Great topic! You might be interested in reading this (basically my MTh thesis): 

Thomas A. Watts, "Two Wills in Christ? Contemporary Objections Considered in the Light of a Critical Examination of Maximus the Confessor's Disputation with Pyrrhus," Westminster Theological Journal 71.2 (Fall 2009): 455-487.

James Oakley's picture
Submitted by James Oakley on

Thanks, Tom. I'll look forward to it - I'm sure Garry would have put me onto it anyway, and it'll certainly be in the LS library.

Tom Watts's picture
Submitted by Tom Watts on

I was talking to Garry recently about this very topic, including the Trinitarian side of things and MO's book. Garry supervised the original thesis.

A Stranger from Elea's picture

You know... to quote from Lawrence of Arabia: "A man can do what he wants, but he can't want what he wants. This is the stuff that decides what he wants." When Jesus had to visit the bathroom, are moderners suggesting that that was an example of "divine will"?
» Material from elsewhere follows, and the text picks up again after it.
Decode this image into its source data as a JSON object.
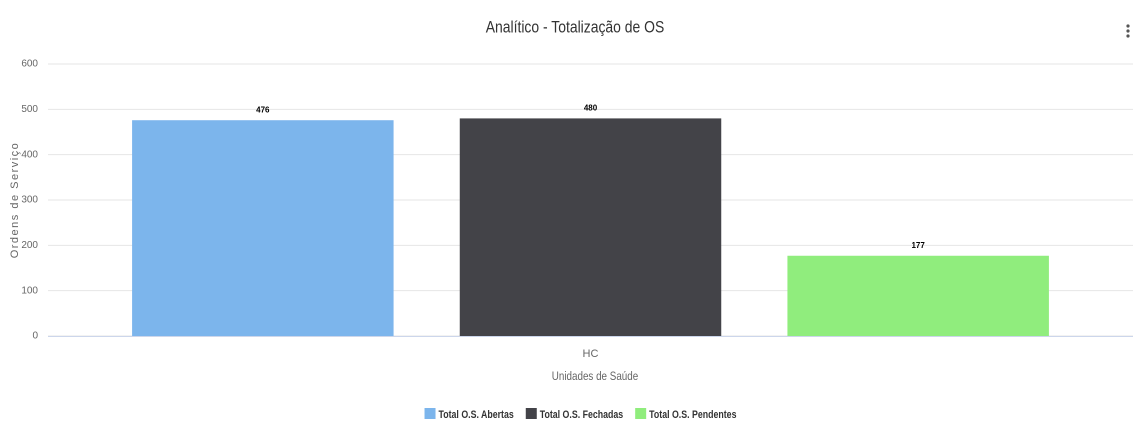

A Stranger from Elea's picture

The orthodox conclusion is common sense. It is insane to assume that God and the Holy Spirit have different wills. And then via "who are born out of God" God's children also have to partake in that will.
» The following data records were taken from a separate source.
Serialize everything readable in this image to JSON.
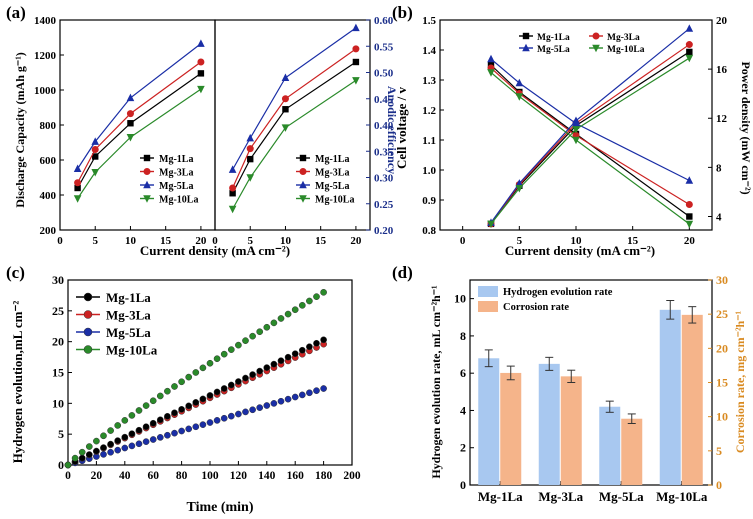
{
  "figure": {
    "panels": [
      "(a)",
      "(b)",
      "(c)",
      "(d)"
    ]
  },
  "colors": {
    "Mg-1La": "#000000",
    "Mg-3La": "#cc2222",
    "Mg-5La": "#1a2ea6",
    "Mg-10La": "#2a8a2a",
    "axis_right_blue": "#1a2e8a",
    "axis_right_orange": "#d98a20",
    "bar_hydrogen": "#a8c8f0",
    "bar_corrosion": "#f5b48a"
  },
  "chart_data": [
    {
      "panel": "(a)",
      "type": "line",
      "xlabel": "Current density (mA cm⁻²)",
      "left": {
        "ylabel": "Discharge Capacity (mAh g⁻¹)",
        "ylim": [
          200,
          1400
        ],
        "yticks": [
          200,
          400,
          600,
          800,
          1000,
          1200,
          1400
        ],
        "xlim": [
          0,
          22
        ],
        "xticks": [
          0,
          5,
          10,
          15,
          20
        ],
        "x": [
          2.5,
          5,
          10,
          20
        ],
        "series": [
          {
            "name": "Mg-1La",
            "values": [
              440,
              620,
              810,
              1095
            ]
          },
          {
            "name": "Mg-3La",
            "values": [
              470,
              660,
              865,
              1160
            ]
          },
          {
            "name": "Mg-5La",
            "values": [
              550,
              705,
              955,
              1265
            ]
          },
          {
            "name": "Mg-10La",
            "values": [
              380,
              530,
              730,
              1005
            ]
          }
        ]
      },
      "right": {
        "ylabel": "Anodic efficiency",
        "ylim": [
          0.2,
          0.6
        ],
        "yticks": [
          "0.20",
          "0.25",
          "0.30",
          "0.35",
          "0.40",
          "0.45",
          "0.50",
          "0.55",
          "0.60"
        ],
        "xlim": [
          0,
          22
        ],
        "xticks": [
          0,
          5,
          10,
          15,
          20
        ],
        "x": [
          2.5,
          5,
          10,
          20
        ],
        "series": [
          {
            "name": "Mg-1La",
            "values": [
              0.27,
              0.335,
              0.43,
              0.52
            ]
          },
          {
            "name": "Mg-3La",
            "values": [
              0.28,
              0.355,
              0.45,
              0.545
            ]
          },
          {
            "name": "Mg-5La",
            "values": [
              0.315,
              0.375,
              0.49,
              0.585
            ]
          },
          {
            "name": "Mg-10La",
            "values": [
              0.24,
              0.3,
              0.395,
              0.485
            ]
          }
        ]
      }
    },
    {
      "panel": "(b)",
      "type": "line",
      "xlabel": "Current density (mA cm⁻²)",
      "ylabel": "Cell voltage / v",
      "ylabel_right": "Power density (mW cm⁻²)",
      "xlim": [
        -2,
        22
      ],
      "xticks": [
        0,
        5,
        10,
        15,
        20
      ],
      "ylim": [
        0.8,
        1.5
      ],
      "yticks": [
        "0.8",
        "0.9",
        "1.0",
        "1.1",
        "1.2",
        "1.3",
        "1.4",
        "1.5"
      ],
      "ylim_right": [
        2.9,
        20
      ],
      "yticks_right": [
        4,
        8,
        12,
        16,
        20
      ],
      "x": [
        2.5,
        5,
        10,
        20
      ],
      "series": [
        {
          "name": "Mg-1La",
          "voltage": [
            1.35,
            1.26,
            1.12,
            0.845
          ],
          "power": [
            3.4,
            6.5,
            11.4,
            17.4
          ]
        },
        {
          "name": "Mg-3La",
          "voltage": [
            1.34,
            1.255,
            1.115,
            0.885
          ],
          "power": [
            3.4,
            6.6,
            11.6,
            18.0
          ]
        },
        {
          "name": "Mg-5La",
          "voltage": [
            1.37,
            1.29,
            1.155,
            0.965
          ],
          "power": [
            3.5,
            6.7,
            11.8,
            19.3
          ]
        },
        {
          "name": "Mg-10La",
          "voltage": [
            1.325,
            1.245,
            1.1,
            0.82
          ],
          "power": [
            3.4,
            6.3,
            11.1,
            16.9
          ]
        }
      ]
    },
    {
      "panel": "(c)",
      "type": "scatter",
      "xlabel": "Time (min)",
      "ylabel": "Hydrogen evolution,mL cm⁻²",
      "xlim": [
        0,
        200
      ],
      "xticks": [
        0,
        20,
        40,
        60,
        80,
        100,
        120,
        140,
        160,
        180,
        200
      ],
      "ylim": [
        0,
        30
      ],
      "yticks": [
        0,
        5,
        10,
        15,
        20,
        25,
        30
      ],
      "x_step": 5,
      "x_end": 180,
      "series": [
        {
          "name": "Mg-1La",
          "end_value": 20.3,
          "shape_power": 1.0
        },
        {
          "name": "Mg-3La",
          "end_value": 19.6,
          "shape_power": 1.0
        },
        {
          "name": "Mg-5La",
          "end_value": 12.4,
          "shape_power": 1.0
        },
        {
          "name": "Mg-10La",
          "end_value": 28.0,
          "shape_power": 0.9
        }
      ]
    },
    {
      "panel": "(d)",
      "type": "bar",
      "categories": [
        "Mg-1La",
        "Mg-3La",
        "Mg-5La",
        "Mg-10La"
      ],
      "ylabel": "Hydrogen evolution rate, mL cm⁻²h⁻¹",
      "ylabel_right": "Corrosion rate, mg cm⁻²h⁻¹",
      "ylim": [
        0,
        11
      ],
      "yticks": [
        0,
        2,
        4,
        6,
        8,
        10
      ],
      "ylim_right": [
        0,
        30
      ],
      "yticks_right": [
        0,
        5,
        10,
        15,
        20,
        25,
        30
      ],
      "series": [
        {
          "name": "Hydrogen evolution rate",
          "values": [
            6.8,
            6.5,
            4.2,
            9.4
          ],
          "errors": [
            0.45,
            0.35,
            0.3,
            0.5
          ]
        },
        {
          "name": "Corrosion rate",
          "values": [
            16.4,
            15.9,
            9.7,
            24.9
          ],
          "errors": [
            1.0,
            0.9,
            0.7,
            1.2
          ]
        }
      ]
    }
  ]
}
Man by nature has three wills as Plato suggested: The leader of the chariot (care), the good horse (heed) and the bad horse (lust as in old english, not modern english, there's a biopic on Henry Purcell that stresses the difference). All of these three can be taken over by the Holy Spirit, but usually it's care that is being taken over, heed sometimes, lust rarely.

If you don't like that division, you can also forget about it. It doesn't change the nature of the relation between the human and the divine will at all. Although if you're interested in a detailed description of the subject at hand, I'd argue to use it, because it greatly helps explaining the complexities of a man's will.